Leo se hizo a la nueva idea. Leyeron libros sobre adopción, y también vieron películas. Una noche, después de ver una película francesa sobre la temática, se fue a dormir pensando en que ya era el momento. Mandó un mail a un organismo de General Roca, el lugar más cercano, sin esperar una respuesta inmediata. Todo lo contrario. Y se sorprendió con la recepción de un mail del Registro único de aspirantes a guarda con fines adoptivos (Ruaga).
Pasaron las entrevistas con la psicóloga y la asistente social, presentaron toda la documentación necesaria y tuvieron el alta en el registro. Ya estaban en condiciones de adoptar. Solo faltaba que sonara el teléfono. Pasó un año y medio y llamaron de un juzgado de Villa Regina. “Llamaban por un niño de siete. Fuimos a una reunión y nos dijeron que también había otras familias postuladas. Pasó una semana y nos avisaron que no habíamos quedado. Se me rompió el corazón en mil pedazos”, contó. Yael, en el entusiasmo, había preparado la habitación del hijo soñado. Ya sabían que para la próxima había que bajar las expectativas. “El llamado fue doloroso porque es imposible no hacerte ilusiones”, explica.
Cuando cesó la amargura, se dio cuenta de que estaban en el radar. Y así fue, a los cuatro meses volvieron a llamarlos por un niño de 9. Pasaron otra vez por las reuniones, intentaron bajar las expectativas pero estaban súper ilusionados de todos modos y finalmente fueron los elegidos. Cuando empezaron el proceso de vinculación con Claudio, fueron a una plaza, a jugar, cerca del hogar en Villa Regina, donde estaba. Un primer encuentro, según Leo, inolvidable. Claudio tenía timidez y la pareja estaba nerviosa. Mientras caminaban, Leo le hizo un gesto de tomarle la mano. “Y me dio la mano y me la agarró fuerte”, recuerda sobre ese momento que su mujer eternizó con una foto, dando unos pasos hacia atrás.

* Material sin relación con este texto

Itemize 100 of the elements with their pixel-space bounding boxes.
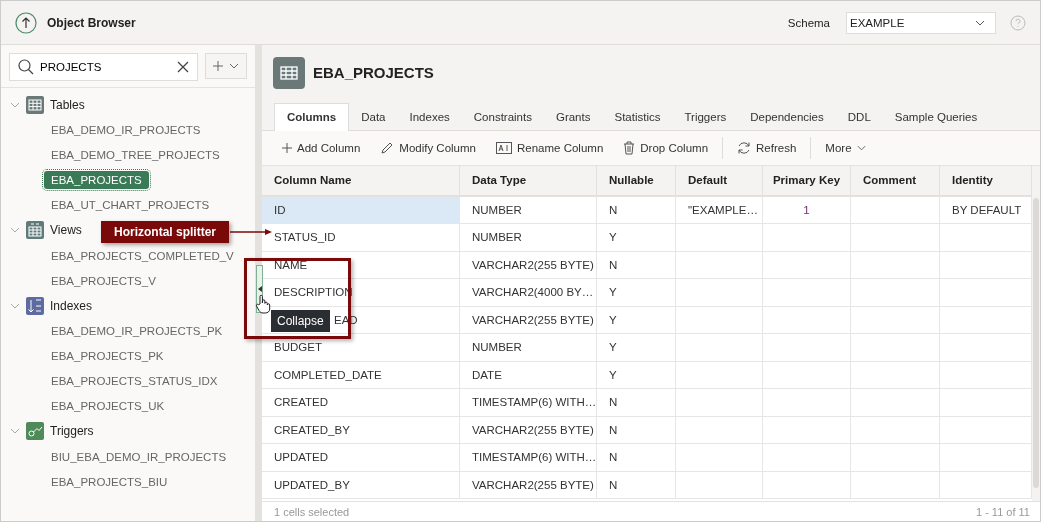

Hoy es la imagen del perfil de Twitter de Leo (@LeoBNok). Después jugaron a la pelota en el hogar y día por medio, recorrían 100 kilómetros para visitarlo.

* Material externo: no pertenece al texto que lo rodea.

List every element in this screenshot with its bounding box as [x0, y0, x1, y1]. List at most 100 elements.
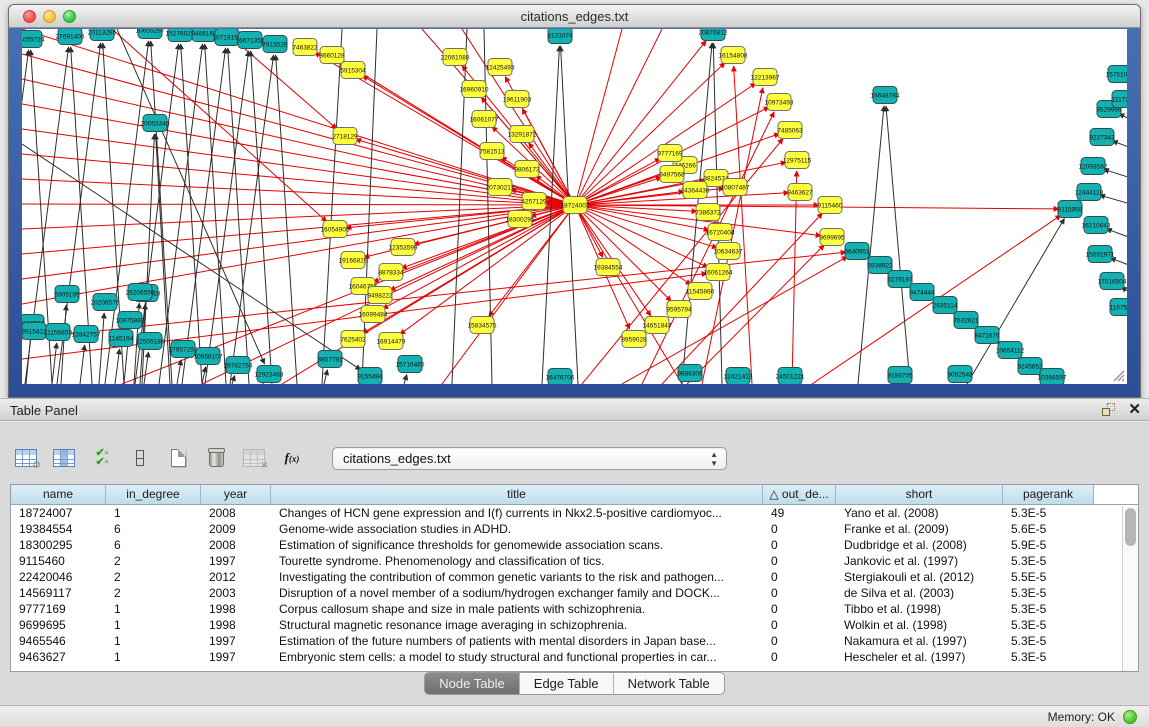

Tampoco podrá olvidar el día que le dijo por primera vez papá. “Cuando empieza a quedarse a dormir en casa, y estábamos jugando en la computadora a una carrera de autos, algo se había trabado y me dice ‘papá, ¿me ayudás’? Y yo casi me muero”, asegura. Las emociones eran intensas. El deseo de ser padres con Yael se cumplía. La jueza le preguntó a Claudio si quería vivir con la pareja y le dijo que sí. Un 14 de mayo de 2019 estaban viviendo juntos.

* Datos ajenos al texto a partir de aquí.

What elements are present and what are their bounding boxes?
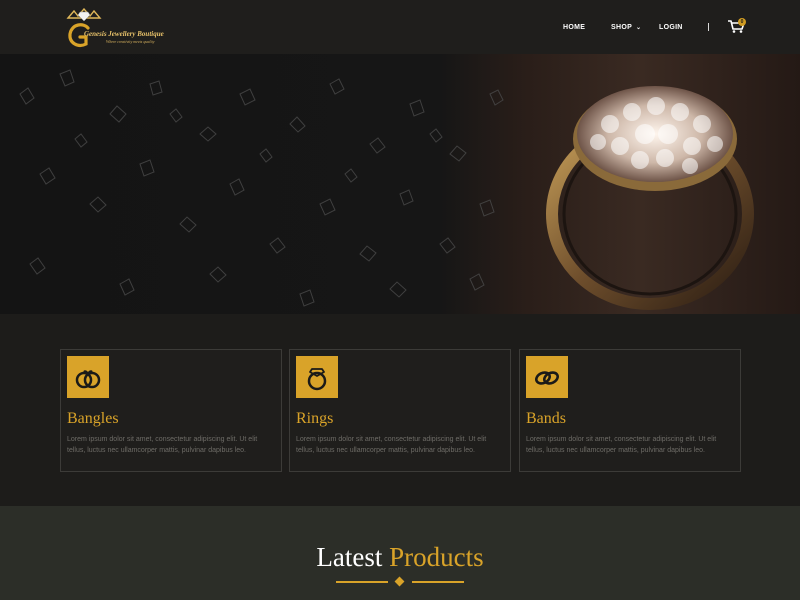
section-title-plain: Latest [316,542,383,572]
nav-home[interactable]: HOME [563,22,585,34]
cart-count-badge: 0 [738,18,746,26]
section-divider [336,576,464,587]
section-title: Latest Products [0,542,800,573]
category-description: Lorem ipsum dolor sit amet, consectetur … [526,436,717,454]
site-header: Genesis Jewellery Boutique Where creativ… [0,0,800,54]
brand-logo[interactable]: Genesis Jewellery Boutique Where creativ… [60,4,170,48]
nav-separator [708,23,709,31]
hero-banner [0,54,800,314]
chevron-down-icon: ⌄ [636,25,642,31]
section-title-accent: Products [389,542,484,572]
category-description: Lorem ipsum dolor sit amet, consectetur … [296,436,487,454]
bangles-icon [67,356,109,398]
nav-login-label: LOGIN [659,24,683,31]
nav-shop[interactable]: SHOP ⌄ [611,22,641,34]
bands-icon [526,356,568,398]
category-title: Bangles [67,410,119,427]
category-section: Bangles Lorem ipsum dolor sit amet, cons… [0,314,800,506]
category-card-bands[interactable]: Bands Lorem ipsum dolor sit amet, consec… [519,349,741,472]
category-description: Lorem ipsum dolor sit amet, consectetur … [67,436,258,454]
category-card-rings[interactable]: Rings Lorem ipsum dolor sit amet, consec… [289,349,511,472]
category-title: Rings [296,410,334,427]
nav-home-label: HOME [563,24,586,31]
nav-shop-label: SHOP [611,24,633,31]
category-title: Bands [526,410,566,427]
latest-products-section: Latest Products [0,506,800,600]
diamond-divider-icon [394,576,405,587]
brand-tagline: Where creativity meets quality [106,39,155,44]
nav-login[interactable]: LOGIN [659,22,683,34]
category-card-bangles[interactable]: Bangles Lorem ipsum dolor sit amet, cons… [60,349,282,472]
hero-ring-photo [19,69,754,310]
brand-name: Genesis Jewellery Boutique [84,30,164,38]
logo-crown-g-icon [66,8,102,47]
ring-icon [296,356,338,398]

Ahora está por empezar el secundario. Atravesaron la pandemia juntos, en medio de un camino de aprendizaje. A Claudio le gusta jugar al fútbol, bailar, reírse con toda su cara. Pasaron momentos de berrinches, enojos, que fueron pasando y lo ayudaron a ponerse al día con los estudios porque cuando llegó no sabía leer ni escribir. Palabras sueltas.
“Claudio es muy amoroso. Me da unos abrazos hermosos siempre siempre cuando llego a trabajar. Llego con la camioneta y viene a recibirme”, comparte sobre su vida. La llegada de Claudio se dio con la construcción de una nueva casa.
“Desde el colectivo Adopten niñes grandes, la campaña que impulsamos, buscamos derribar mitos sobre la adopción de niños grandes y decir que es un camino posible, es un camino hermoso, no menos difícil, pero que nos sigan, a través de nuestras historias que van a ver que somos un montón. Somos como 50 mapadres, familias adoptivas, que transitamos este camino y con mucho éxito. Y que hay un montón de niños que quieren tener una familia. Están institucionalizados, es más, hay grupos de hermanos, niños con discapacidad con enfermedades crónicas que necesitan una familia, que nos están esperando”, concluye el papá de Claudio.